To further determine whether the inhibitory effect of BP on AML cell proliferation relies on the ALKBH5/MLST8/EIF4EBP1 axis, we performed a rescue experiment. A CCK-8 assay showed that BP treatment resulted in a lower proliferation rate compared to that in the control group. Notably, compared with BP treatment, overexpression of MLST8 and EIF4EBP1 drastically increased cell proliferation. Moreover, overexpression of wild-type ALKBH5, but not mutant H204A, significantly rescued BP-induced inhibition of cell proliferation (Fig. 6a). Next, we performed an ApoLive-Glo™ Multiplex assay to assess the viability and caspase activity of these stable AML cells. In accordance with the increased cell proliferation, we found that re-expression of ALKBH5/MLST8/EIF4EBP1 led to rescue of the reduced viability, while mutant ALKBH5 H204A had lost this regulatory function (Fig. 6b). Interestingly, we found that BP treatment led to increased apoptosis, while reintroduction of ALKBH5-WT/ALKBH5-H204A/MLST8/EIF4EBP1 upregulated the BP-induced promotion of apoptosis (Fig. 6c). We also assessed the expression levels of apoptosis related genes including Pro-caspase 8 and Cleaved-caspase 8 and found that BP treatment resulted in upregulation of Cleaved-caspase 8 p43/p41compared to the control group. Overexpression of ALKBH5-WT/MLST8/EIF4EBP1 could reverse the increased Cleaved-caspase 8 level rather than mutant ALKBH5 H204A (Fig. 6d). These data suggest that BP-mediated inhibition of cell proliferation depends on the ALKBH5/MLST8/EIF4EBP1 axis.
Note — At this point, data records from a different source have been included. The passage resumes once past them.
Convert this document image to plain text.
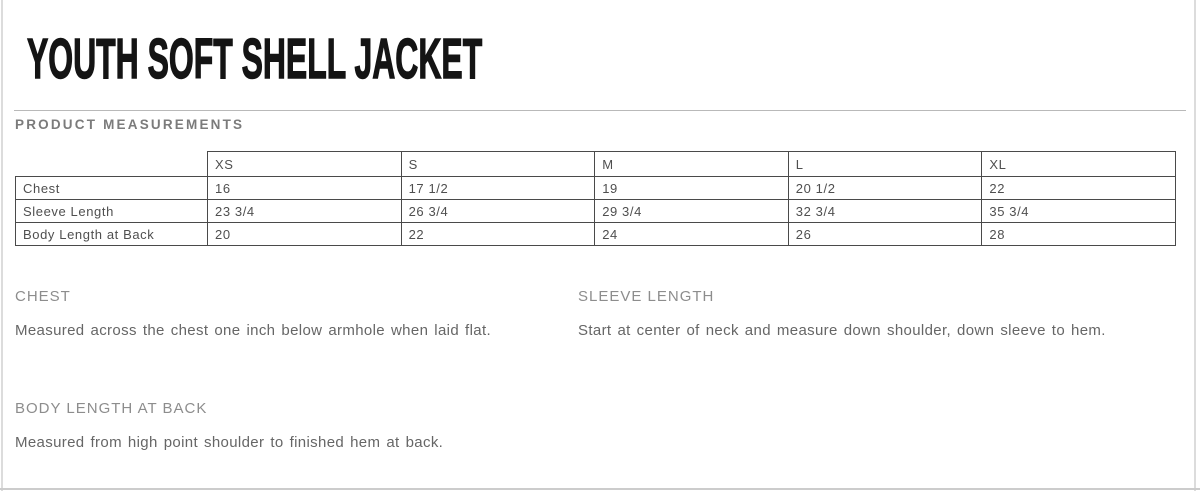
YOUTH SOFT SHELL JACKET
PRODUCT MEASUREMENTS
	XS	S	M	L	XL
Chest	16	17 1/2	19	20 1/2	22
Sleeve Length	23 3/4	26 3/4	29 3/4	32 3/4	35 3/4
Body Length at Back	20	22	24	26	28
CHEST
Measured across the chest one inch below armhole when laid flat.
SLEEVE LENGTH
Start at center of neck and measure down shoulder, down sleeve to hem.
BODY LENGTH AT BACK
Measured from high point shoulder to finished hem at back.
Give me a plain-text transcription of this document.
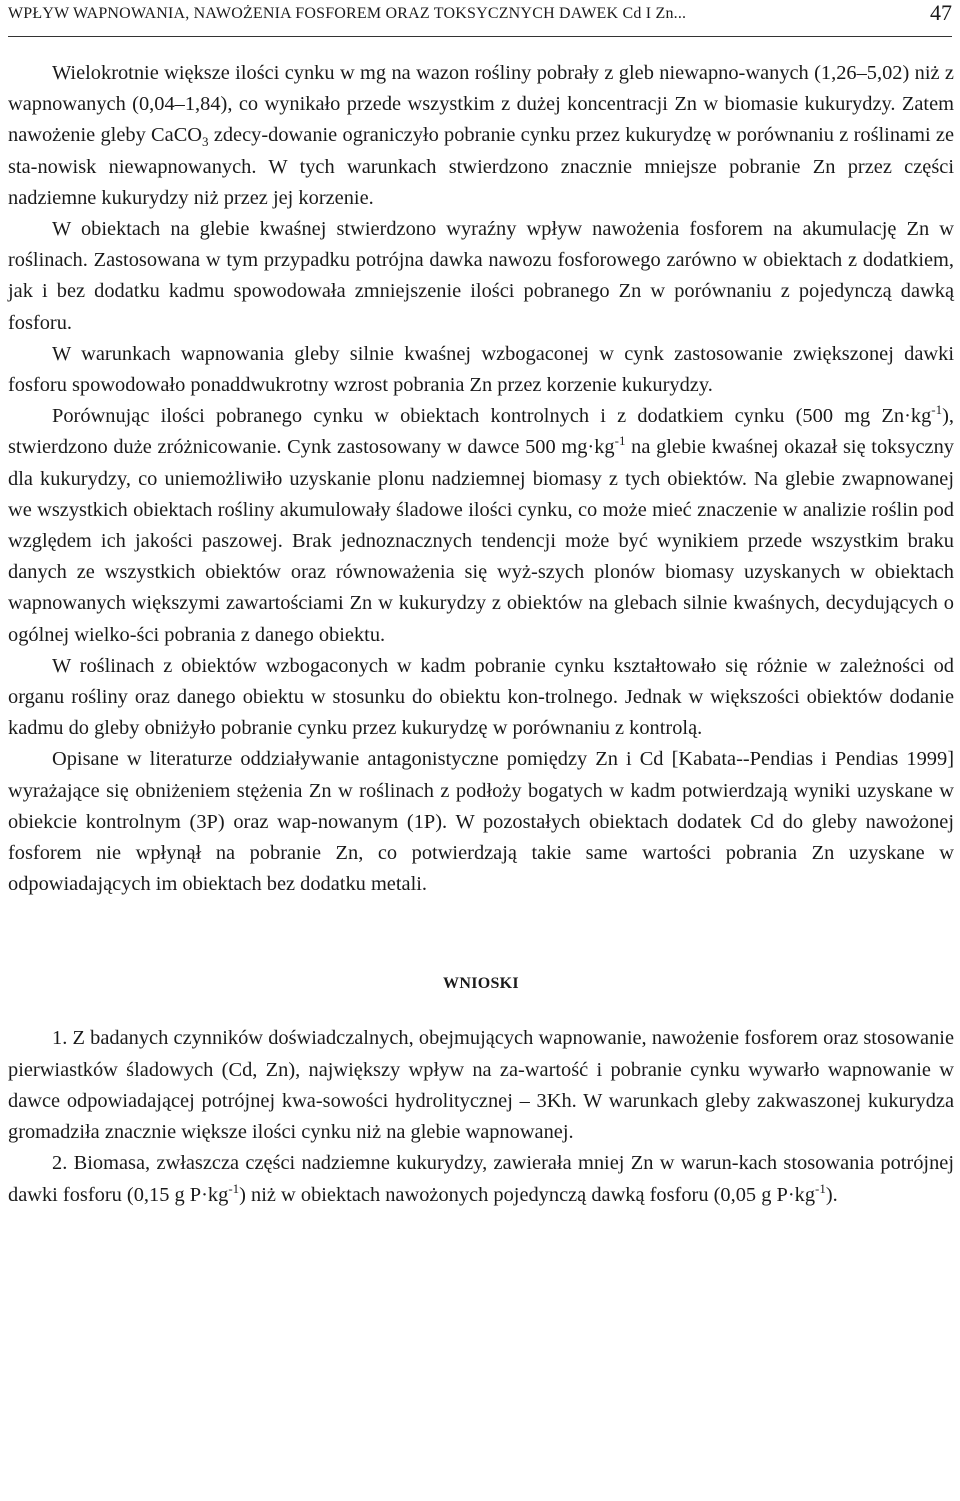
WPŁYW WAPNOWANIA, NAWOŻENIA FOSFOREM ORAZ TOKSYCZNYCH DAWEK Cd I Zn...	47

Wielokrotnie większe ilości cynku w mg na wazon rośliny pobrały z gleb niewapno-wanych (1,26–5,02) niż z wapnowanych (0,04–1,84), co wynikało przede wszystkim z dużej koncentracji Zn w biomasie kukurydzy. Zatem nawożenie gleby CaCO$_3$ zdecy-dowanie ograniczyło pobranie cynku przez kukurydzę w porównaniu z roślinami ze sta-nowisk niewapnowanych. W tych warunkach stwierdzono znacznie mniejsze pobranie Zn przez części nadziemne kukurydzy niż przez jej korzenie.

W obiektach na glebie kwaśnej stwierdzono wyraźny wpływ nawożenia fosforem na akumulację Zn w roślinach. Zastosowana w tym przypadku potrójna dawka nawozu fosforowego zarówno w obiektach z dodatkiem, jak i bez dodatku kadmu spowodowała zmniejszenie ilości pobranego Zn w porównaniu z pojedynczą dawką fosforu.

W warunkach wapnowania gleby silnie kwaśnej wzbogaconej w cynk zastosowanie zwiększonej dawki fosforu spowodowało ponaddwukrotny wzrost pobrania Zn przez korzenie kukurydzy.

Porównując ilości pobranego cynku w obiektach kontrolnych i z dodatkiem cynku (500 mg $Zn\cdot kg^{-1}$), stwierdzono duże zróżnicowanie. Cynk zastosowany w dawce 500 $mg\cdot kg^{-1}$ na glebie kwaśnej okazał się toksyczny dla kukurydzy, co uniemożliwiło uzyskanie plonu nadziemnej biomasy z tych obiektów. Na glebie zwapnowanej we wszystkich obiektach rośliny akumulowały śladowe ilości cynku, co może mieć znaczenie w analizie roślin pod względem ich jakości paszowej. Brak jednoznacznych tendencji może być wynikiem przede wszystkim braku danych ze wszystkich obiektów oraz równoważenia się wyż-szych plonów biomasy uzyskanych w obiektach wapnowanych większymi zawartościami Zn w kukurydzy z obiektów na glebach silnie kwaśnych, decydujących o ogólnej wielko-ści pobrania z danego obiektu.

W roślinach z obiektów wzbogaconych w kadm pobranie cynku kształtowało się różnie w zależności od organu rośliny oraz danego obiektu w stosunku do obiektu kon-trolnego. Jednak w większości obiektów dodanie kadmu do gleby obniżyło pobranie cynku przez kukurydzę w porównaniu z kontrolą.

Opisane w literaturze oddziaływanie antagonistyczne pomiędzy Zn i Cd [Kabata--Pendias i Pendias 1999] wyrażające się obniżeniem stężenia Zn w roślinach z podłoży bogatych w kadm potwierdzają wyniki uzyskane w obiekcie kontrolnym (3P) oraz wap-nowanym (1P). W pozostałych obiektach dodatek Cd do gleby nawożonej fosforem nie wpłynął na pobranie Zn, co potwierdzają takie same wartości pobrania Zn uzyskane w odpowiadających im obiektach bez dodatku metali.

WNIOSKI

1. Z badanych czynników doświadczalnych, obejmujących wapnowanie, nawożenie fosforem oraz stosowanie pierwiastków śladowych (Cd, Zn), największy wpływ na za-wartość i pobranie cynku wywarło wapnowanie w dawce odpowiadającej potrójnej kwa-sowości hydrolitycznej – 3Kh. W warunkach gleby zakwaszonej kukurydza gromadziła znacznie większe ilości cynku niż na glebie wapnowanej.

2. Biomasa, zwłaszcza części nadziemne kukurydzy, zawierała mniej Zn w warun-kach stosowania potrójnej dawki fosforu (0,15 g $P\cdot kg^{-1}$) niż w obiektach nawożonych pojedynczą dawką fosforu (0,05 g $P\cdot kg^{-1}$).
To investigate whether the BP-regulated ALKBH5/MLST8/EIF4EBP1 axis has clinical relevance in AML patients, we analysed ALKBH5/MLST8/EIF4EBP1 expression profiles of AML patients for whom overall survival (OS) data were available in the TCGA dataset. We found that a lower expression was positively correlated with better OS among these patients. The median survival times of patients with a lower expression of ALKBH5, MLST8 and EIF4EBP1 were 950 days, 650 days and 700 days, respectively, whereas thoseof patients expressing higher levels were 334 days, 400 days and 350 days, respectively (Fig. 7a). Next, we examined expression correlation among ALKBH5, MLST8 and EIF4EBP1 in the TCGA dataset of AML patient samples. We found a statistically positive correlation between the expression levels of ALKBH5 and EIF4EBP1 or MLST8 (Pearson’s r = 0.249, p = 0.002; Pearson’s r = 0.224, p = 0.006) (Fig. 7b). These data suggest a critical role of the ALKBH5/MLST8/EIF4EBP1 axis in the prediction of clinical outcome and highlight the potential of the ALKBH5/MLST8/EIF4EBP1 axis as a molecular target in AML. Overall, our data indicate that BP-mediated downregulation of ALKBH5 leads to decreased m⁶A demethylation of EIF4EBP1 and MLST8 mRNA and, thereby, reduced EIF4EBP1 and MLST8 RNA stability, contributing to inhibition of AML cell proliferation (Fig. 7c).